Briceno noted that building fandom and converting users from Roblox to beyond the platform is “very important.” That could mean watching a game or buying a jersey or other merchandise.
“That’s the funnel. You build awareness and love for the brand, then you put your dollars into it,” said Briceno.
From TV to tech
There’s a flipside to fueling the funnel.
The tech companies and streamers acting as a bridge to younger viewers are becoming established bidders for the live games in their own right.
Google’s YouTube, Amazon’s Prime Video, Apple and Netflix have begun to nab more games and garner big viewership numbers.
NFL Commissioner Roger Goodell at the Netflix advertising presentation in 2025.
Courtesy of Netflix
NFL Commissioner Roger Goodell has been vocal about meeting young fans where they are on streaming services. The NBA’s latest media deal brought in Prime Video to replace Warner Bros. Discovery’s TNT Sports. YouTube aired its first-ever NFL game in September.

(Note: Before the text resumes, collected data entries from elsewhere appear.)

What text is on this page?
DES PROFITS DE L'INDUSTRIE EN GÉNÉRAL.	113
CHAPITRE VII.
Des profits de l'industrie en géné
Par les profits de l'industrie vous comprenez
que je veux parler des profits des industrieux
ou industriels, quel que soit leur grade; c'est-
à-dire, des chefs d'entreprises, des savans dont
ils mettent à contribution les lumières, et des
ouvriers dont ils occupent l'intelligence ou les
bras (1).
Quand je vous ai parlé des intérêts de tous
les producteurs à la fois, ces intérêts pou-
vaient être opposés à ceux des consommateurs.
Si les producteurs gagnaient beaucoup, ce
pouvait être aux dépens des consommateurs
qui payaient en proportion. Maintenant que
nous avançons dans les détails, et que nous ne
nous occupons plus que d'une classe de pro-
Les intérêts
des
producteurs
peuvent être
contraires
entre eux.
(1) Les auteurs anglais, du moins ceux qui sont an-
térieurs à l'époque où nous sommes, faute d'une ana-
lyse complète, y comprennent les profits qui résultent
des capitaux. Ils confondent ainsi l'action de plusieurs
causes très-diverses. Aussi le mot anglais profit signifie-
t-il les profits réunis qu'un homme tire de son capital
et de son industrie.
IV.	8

The strategy appears to be working. The NBA scored some of its highest-rated games this season, and the NFL’s “Thursday Night Football” on Prime Video has continued to capture more viewers — delivering its most-watched season in its 20-year history.
Still, IMG’s Kelly, TikTok’s Goldstaub and others said they don’t view the shift toward social media as a threat to the traditional media partners.
“We can be that partner that’s driving the value of these younger and more likely female fans, the ones that broadcasters are struggling to reach,” Goldstaub said.
“I think right now we’re really happy operating in this space of almost like part of the game,” he said. “We get to promote the full match live, we get to promote the broadcaster, but we also get to give users something really amazing and interesting to see.”